In liberal circles, the wage gap between men and women is a major focus of attention. President Obama references it frequently, and Hillary Clinton has unsurprisingly made it a major campaign plank.

Typically, the wage gap is presented as a median value — the difference between men and women right at the 50th percentile of the income distribution. And since the Census Bureau just released the Annual Social and Economic Supplement (ASEC) for its Current Population Survey (which contains detailed income data for 2015), it's a good time to check in and see how the wage gap is doing. It turns out that in 2015, the median woman made 80 cents for every dollar the median man made. It's a problem that has been improving, but with grinding slowness.

However, the median measure does not reveal how the wage gap breaks down across the income distribution. It might vary between rich and poor — and when you run the numbers, it turns out it does. The wage gap is substantially smaller at the bottom of the income distribution than the top, both in percentage and absolute terms. That means potential intra-left conflict between meritocrats, who would close the wage gap, and egalitarians, who would close it while also flattening the overall distribution.

The same ASEC microdata can also be used to calculate the distribution of the wage gap. Here I've broken it down by 5-point intervals, up to the 90th percentile:

The wage gap at the bottom of the income distribution is much smaller than at the median — a woman at the 10th income percentile makes 87.5 percent of what her male counterpart does. But the gap at the top of the distribution is much larger — a woman at the 90th percentile makes only 73.6 percent what her male counterpart does. In dollar terms, fully closing the wage gap would deliver $2,600 in annual income to the 10th percentile woman — but $33,000 to the 90th percentile woman.

The wage gap is a complex phenomenon, and it's hard to know with complete certainty what is happening here. However, one can formulate some reasonable hypotheses. The lowest-paying work is generally in service jobs where there is little chance for career advancement, and everyone is paid the same low rate indefinitely. The minimum wage is very important here, because it provides a floor beyond which (most) wages cannot fall, prevents employers from capturing welfare benefits like the Earned Income Tax Credit, and serves as an anchor that pushes wages up well past the formal minimum wage level.
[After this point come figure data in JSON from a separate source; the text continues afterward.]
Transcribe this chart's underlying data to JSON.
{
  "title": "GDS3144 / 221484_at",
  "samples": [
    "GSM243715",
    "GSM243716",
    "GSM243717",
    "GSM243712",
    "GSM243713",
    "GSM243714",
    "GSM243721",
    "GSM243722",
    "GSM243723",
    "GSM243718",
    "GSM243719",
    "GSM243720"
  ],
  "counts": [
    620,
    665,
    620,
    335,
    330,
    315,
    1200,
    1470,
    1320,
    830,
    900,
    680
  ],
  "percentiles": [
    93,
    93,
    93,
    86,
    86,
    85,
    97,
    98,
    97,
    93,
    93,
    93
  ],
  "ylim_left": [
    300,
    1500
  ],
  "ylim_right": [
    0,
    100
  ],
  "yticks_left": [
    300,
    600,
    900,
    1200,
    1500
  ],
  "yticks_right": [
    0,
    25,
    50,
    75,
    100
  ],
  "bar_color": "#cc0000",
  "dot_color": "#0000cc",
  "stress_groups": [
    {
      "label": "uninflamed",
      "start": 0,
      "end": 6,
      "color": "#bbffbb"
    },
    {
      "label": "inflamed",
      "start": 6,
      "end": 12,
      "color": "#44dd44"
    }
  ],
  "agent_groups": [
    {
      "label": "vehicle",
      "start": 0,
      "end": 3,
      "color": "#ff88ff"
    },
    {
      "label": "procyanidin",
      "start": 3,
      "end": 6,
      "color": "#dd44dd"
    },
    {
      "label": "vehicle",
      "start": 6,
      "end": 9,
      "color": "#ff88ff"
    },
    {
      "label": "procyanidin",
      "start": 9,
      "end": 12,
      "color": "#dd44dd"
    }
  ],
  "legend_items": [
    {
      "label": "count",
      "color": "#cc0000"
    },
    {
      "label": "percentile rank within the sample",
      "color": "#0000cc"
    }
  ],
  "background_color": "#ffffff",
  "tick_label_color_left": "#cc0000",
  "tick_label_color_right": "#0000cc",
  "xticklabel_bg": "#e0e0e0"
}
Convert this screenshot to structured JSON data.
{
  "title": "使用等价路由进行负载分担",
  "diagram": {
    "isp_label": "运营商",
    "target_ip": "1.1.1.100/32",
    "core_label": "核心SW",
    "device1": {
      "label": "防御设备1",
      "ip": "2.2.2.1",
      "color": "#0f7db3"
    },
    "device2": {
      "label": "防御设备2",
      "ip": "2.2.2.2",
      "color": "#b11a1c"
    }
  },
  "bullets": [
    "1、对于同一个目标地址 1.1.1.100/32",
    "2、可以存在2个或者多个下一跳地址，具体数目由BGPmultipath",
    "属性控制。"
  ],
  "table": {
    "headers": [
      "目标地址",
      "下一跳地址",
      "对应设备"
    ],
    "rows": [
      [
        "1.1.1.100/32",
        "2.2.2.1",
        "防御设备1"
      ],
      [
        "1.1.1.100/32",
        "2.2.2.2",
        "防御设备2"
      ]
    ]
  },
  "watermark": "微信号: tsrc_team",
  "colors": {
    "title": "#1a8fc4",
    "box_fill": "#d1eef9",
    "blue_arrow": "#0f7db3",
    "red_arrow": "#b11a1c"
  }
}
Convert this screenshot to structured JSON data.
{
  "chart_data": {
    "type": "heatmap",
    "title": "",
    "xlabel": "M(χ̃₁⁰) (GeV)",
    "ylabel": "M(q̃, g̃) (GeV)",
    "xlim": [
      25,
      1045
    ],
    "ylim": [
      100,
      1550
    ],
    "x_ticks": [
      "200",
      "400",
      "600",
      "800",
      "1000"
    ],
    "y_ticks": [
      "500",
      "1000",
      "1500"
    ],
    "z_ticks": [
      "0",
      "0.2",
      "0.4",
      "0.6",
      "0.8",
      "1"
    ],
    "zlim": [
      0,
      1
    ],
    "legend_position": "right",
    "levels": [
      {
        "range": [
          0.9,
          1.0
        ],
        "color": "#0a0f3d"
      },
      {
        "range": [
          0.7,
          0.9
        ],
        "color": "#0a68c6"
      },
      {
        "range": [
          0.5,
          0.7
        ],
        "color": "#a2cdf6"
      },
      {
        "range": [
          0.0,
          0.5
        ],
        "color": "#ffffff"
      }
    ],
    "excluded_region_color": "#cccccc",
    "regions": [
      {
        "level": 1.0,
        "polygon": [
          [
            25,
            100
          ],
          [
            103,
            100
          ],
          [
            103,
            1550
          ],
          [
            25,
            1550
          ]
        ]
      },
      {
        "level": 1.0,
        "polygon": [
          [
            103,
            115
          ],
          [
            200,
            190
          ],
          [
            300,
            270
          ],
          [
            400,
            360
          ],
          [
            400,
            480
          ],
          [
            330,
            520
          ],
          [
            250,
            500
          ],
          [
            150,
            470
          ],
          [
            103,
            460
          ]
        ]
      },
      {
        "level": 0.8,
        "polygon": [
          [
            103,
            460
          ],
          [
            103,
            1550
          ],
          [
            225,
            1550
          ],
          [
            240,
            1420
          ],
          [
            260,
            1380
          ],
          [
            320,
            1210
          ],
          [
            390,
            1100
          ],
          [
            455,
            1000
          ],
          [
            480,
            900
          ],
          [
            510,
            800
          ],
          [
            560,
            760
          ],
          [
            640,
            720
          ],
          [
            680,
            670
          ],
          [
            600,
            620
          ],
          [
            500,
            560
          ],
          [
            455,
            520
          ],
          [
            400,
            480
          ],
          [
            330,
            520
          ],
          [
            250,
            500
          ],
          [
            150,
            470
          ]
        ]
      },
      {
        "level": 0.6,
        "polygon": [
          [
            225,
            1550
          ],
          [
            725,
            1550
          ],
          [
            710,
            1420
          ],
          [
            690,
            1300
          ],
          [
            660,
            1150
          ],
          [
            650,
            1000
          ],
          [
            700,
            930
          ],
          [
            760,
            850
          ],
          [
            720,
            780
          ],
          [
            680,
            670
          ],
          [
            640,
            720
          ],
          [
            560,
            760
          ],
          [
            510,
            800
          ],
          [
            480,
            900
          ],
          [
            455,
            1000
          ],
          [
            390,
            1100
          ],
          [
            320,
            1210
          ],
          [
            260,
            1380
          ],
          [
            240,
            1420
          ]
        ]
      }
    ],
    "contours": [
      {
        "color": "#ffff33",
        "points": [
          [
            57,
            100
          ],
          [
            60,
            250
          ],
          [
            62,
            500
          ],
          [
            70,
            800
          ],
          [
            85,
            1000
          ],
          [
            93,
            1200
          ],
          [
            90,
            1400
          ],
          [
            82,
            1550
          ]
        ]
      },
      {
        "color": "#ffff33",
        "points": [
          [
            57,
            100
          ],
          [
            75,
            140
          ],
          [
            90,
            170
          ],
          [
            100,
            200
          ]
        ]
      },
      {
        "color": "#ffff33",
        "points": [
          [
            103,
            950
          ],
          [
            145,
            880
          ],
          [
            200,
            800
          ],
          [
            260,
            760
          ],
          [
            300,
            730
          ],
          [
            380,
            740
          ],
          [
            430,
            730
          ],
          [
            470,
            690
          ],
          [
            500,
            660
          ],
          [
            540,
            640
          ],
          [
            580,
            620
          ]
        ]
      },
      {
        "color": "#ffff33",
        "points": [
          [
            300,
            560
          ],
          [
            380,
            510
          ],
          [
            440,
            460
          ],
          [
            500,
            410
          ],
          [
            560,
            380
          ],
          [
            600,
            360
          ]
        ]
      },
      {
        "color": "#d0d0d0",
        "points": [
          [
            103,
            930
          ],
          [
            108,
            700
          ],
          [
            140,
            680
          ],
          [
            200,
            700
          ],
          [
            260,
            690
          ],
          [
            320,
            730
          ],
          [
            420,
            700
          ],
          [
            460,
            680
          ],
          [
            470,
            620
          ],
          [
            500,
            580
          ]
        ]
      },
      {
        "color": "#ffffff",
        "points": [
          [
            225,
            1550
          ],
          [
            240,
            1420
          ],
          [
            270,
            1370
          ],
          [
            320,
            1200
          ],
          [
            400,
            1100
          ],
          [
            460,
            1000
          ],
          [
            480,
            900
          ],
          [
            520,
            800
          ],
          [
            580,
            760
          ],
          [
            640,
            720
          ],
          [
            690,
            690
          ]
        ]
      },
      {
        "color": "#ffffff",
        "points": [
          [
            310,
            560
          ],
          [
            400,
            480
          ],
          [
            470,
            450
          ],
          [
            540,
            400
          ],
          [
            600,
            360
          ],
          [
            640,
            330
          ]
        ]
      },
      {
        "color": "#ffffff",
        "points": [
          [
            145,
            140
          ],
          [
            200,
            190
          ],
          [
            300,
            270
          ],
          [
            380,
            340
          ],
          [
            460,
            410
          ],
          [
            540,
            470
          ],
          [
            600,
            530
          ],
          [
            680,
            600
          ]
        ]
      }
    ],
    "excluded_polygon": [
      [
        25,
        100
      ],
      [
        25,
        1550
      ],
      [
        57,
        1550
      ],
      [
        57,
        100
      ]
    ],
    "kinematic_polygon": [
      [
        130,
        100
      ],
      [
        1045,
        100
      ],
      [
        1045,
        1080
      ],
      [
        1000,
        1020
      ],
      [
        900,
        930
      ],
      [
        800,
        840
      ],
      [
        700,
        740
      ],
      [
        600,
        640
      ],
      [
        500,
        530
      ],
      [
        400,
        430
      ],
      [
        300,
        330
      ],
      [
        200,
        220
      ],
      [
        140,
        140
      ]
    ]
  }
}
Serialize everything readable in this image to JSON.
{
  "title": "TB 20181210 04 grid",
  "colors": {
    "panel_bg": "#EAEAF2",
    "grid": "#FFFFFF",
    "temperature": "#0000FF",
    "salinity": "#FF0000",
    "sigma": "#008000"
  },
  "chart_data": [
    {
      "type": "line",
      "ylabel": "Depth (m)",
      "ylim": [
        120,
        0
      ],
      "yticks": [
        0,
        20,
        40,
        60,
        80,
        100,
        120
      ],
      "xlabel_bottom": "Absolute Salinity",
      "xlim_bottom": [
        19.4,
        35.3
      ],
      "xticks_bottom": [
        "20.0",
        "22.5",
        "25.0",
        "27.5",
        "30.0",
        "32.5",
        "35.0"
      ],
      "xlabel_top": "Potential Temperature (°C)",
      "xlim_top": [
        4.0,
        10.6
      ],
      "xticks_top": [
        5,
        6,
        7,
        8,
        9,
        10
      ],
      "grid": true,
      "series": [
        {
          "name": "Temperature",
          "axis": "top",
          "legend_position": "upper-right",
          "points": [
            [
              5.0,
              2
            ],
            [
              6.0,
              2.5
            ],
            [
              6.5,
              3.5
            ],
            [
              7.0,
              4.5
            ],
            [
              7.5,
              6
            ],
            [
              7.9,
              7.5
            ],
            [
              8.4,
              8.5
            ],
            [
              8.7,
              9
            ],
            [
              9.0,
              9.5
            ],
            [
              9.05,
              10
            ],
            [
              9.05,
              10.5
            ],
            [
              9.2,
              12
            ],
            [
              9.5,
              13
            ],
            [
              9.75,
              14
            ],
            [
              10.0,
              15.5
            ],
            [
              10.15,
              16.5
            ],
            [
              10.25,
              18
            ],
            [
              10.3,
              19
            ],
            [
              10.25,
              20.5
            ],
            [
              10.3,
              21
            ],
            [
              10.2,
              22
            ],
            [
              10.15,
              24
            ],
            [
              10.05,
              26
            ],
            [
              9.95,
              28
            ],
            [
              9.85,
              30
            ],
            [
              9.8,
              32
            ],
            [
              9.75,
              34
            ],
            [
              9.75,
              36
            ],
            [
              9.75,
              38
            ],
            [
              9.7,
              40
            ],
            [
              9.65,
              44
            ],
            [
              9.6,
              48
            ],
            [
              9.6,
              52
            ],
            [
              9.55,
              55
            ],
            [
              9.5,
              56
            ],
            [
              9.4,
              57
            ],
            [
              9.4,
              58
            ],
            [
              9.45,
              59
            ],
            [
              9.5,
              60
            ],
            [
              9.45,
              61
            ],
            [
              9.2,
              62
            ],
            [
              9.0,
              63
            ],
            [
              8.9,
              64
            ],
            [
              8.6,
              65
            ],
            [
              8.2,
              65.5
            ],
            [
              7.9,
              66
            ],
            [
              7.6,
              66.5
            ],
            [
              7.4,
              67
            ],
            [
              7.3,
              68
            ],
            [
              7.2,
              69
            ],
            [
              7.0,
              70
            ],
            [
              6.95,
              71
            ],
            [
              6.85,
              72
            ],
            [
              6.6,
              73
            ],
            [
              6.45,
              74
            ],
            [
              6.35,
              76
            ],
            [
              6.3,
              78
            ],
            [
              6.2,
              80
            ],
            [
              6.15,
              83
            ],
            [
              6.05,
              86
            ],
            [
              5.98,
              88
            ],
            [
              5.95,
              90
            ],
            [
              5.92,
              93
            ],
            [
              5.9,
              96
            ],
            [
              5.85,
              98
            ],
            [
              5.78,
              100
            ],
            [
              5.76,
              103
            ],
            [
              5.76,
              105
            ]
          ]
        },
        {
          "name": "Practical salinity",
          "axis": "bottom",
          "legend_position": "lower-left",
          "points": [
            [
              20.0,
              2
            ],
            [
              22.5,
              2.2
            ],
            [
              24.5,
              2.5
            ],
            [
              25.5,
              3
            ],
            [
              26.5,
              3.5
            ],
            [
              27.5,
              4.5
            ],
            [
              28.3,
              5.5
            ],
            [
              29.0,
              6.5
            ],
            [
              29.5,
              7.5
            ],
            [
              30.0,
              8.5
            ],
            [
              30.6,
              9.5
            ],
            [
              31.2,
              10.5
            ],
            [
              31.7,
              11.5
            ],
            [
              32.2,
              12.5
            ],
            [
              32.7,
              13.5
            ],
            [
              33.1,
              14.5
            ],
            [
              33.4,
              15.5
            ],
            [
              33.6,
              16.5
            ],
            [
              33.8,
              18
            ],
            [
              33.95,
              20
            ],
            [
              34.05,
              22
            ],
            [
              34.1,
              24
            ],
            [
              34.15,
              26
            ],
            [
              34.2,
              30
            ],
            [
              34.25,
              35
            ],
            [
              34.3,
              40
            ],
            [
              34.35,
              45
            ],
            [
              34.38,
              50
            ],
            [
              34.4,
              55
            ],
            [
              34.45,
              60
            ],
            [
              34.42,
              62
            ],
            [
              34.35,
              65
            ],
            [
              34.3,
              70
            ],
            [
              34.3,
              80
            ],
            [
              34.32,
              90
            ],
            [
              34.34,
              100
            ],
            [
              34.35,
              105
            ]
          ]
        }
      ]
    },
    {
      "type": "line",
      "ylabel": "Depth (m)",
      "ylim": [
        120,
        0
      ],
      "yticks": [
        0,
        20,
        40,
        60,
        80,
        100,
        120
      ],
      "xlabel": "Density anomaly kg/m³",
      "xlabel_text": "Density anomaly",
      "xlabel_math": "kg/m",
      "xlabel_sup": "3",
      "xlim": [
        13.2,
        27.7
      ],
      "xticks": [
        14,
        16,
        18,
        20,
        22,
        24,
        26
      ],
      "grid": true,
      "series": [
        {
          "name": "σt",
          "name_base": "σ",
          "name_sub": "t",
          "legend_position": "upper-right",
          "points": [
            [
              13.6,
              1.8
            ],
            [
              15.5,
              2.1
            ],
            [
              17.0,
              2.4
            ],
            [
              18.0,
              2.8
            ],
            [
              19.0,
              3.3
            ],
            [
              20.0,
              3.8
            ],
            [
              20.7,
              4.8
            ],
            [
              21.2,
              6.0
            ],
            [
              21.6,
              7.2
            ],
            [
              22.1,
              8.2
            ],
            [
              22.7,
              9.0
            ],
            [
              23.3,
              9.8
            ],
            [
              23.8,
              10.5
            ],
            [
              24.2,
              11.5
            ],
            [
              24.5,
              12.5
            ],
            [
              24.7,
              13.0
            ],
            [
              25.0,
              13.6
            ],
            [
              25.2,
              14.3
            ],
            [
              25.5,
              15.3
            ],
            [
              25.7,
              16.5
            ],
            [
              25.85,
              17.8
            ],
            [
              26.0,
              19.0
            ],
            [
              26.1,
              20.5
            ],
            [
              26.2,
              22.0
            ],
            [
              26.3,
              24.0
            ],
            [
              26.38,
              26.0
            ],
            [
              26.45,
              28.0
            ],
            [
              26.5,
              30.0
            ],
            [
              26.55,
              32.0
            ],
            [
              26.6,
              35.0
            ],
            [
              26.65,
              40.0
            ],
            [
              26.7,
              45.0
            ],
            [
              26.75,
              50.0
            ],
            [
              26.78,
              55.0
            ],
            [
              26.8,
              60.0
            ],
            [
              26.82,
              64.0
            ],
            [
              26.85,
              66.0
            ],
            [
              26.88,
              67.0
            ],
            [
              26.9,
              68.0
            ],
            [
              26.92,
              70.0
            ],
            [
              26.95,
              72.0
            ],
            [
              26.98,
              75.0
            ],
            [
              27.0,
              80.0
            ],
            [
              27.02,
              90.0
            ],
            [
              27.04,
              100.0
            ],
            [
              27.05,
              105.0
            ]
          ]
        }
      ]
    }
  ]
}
At the top, detailed accounts of the wage gap show that it's probably the result of some combination of outright discrimination, unfair social norms around salary bargaining, and especially how child-bearing and disproportionate child-rearing means fewer opportunities for raises. Reaching very high-paying jobs often depends on never leaving that career track for a second, so percentage raises can compound and pile up.

But this presents some potentially tricky questions. Imagine we present two options to a 10th percentile woman: Either we can close the wage gap, or bring the whole bottom 10 percent, men and women, up a single decile bracket to the 20th percentile. For that woman, the choice would be easy. Closing the wage gap would mean an additional $2,600 — but the bracket jump would mean an additional $5,800, more than twice as much.

That's a crude thought experiment, but it illustrates a real ideological fault line between the two broad schools of thought on the left, egalitarianism versus meritocracy. An egalitarian approach would place the greatest moral priority on the poorest women, and hence would close the wage gap while also raising up the bottom and ratcheting down the top. Most obviously, the extreme pay packages of corporate executives, regardless of gender, would be forced down with confiscatory top marginal taxes and re-unionization — thus diverting corporate money to workers, research, investment, and so on. Raising the minimum wage, and running the economy hot to tighten labor markets, would mean more wage income going to the bottom, and less to the top.

Universal paid leave, probably the most important wage gap policy because it makes it much easier for women to stay in the labor force, could be funded with broad-based taxation, though Hillary Clinton's plan says the rich will pay. Other vitally necessary transfer programs to eradicate poverty would not affect wages per se, but would be expensive enough that the rich would have to pay.

But a meritocratic approach would be different. This school of thought is more concerned with ensuring people are allowed to fulfill their natural potential, not the distribution as a whole, and hence would tend toward simply closing the wealth gap without any leveling. This would have the great advantage of making a lot of workplaces far more fair, especially elite ones — no small achievement. However, meritocrats most concerned with female professional success at the very tippy-top of the social ladder would most likely balk at the massive tax increases and assault on the executive class necessary to seriously improve the situation of women at the bottom. It's even conceivable that some ultra-rich female executives would prefer to keep the pay gap rather than take a large absolute pay cut as part of a program to help women at the bottom of the wage ladder.

It's vanishingly unlikely that any of the above policy will be passed soon. But at some point, this dispute will come up. Clinton's paid leave plan, for example, will supposedly be a universal plan funded via taxation on the rich. A likely counter-offer from rich meritocrats is to do it like we currently do most health insurance, with an employer-based tax subsidy that would be far cheaper. That would help maybe the top half of female workers stay on the career track, while doing nothing at all for the bottom half.

So in the future when we're talking about gender and justice, let's remember that the wage gap has a class bias.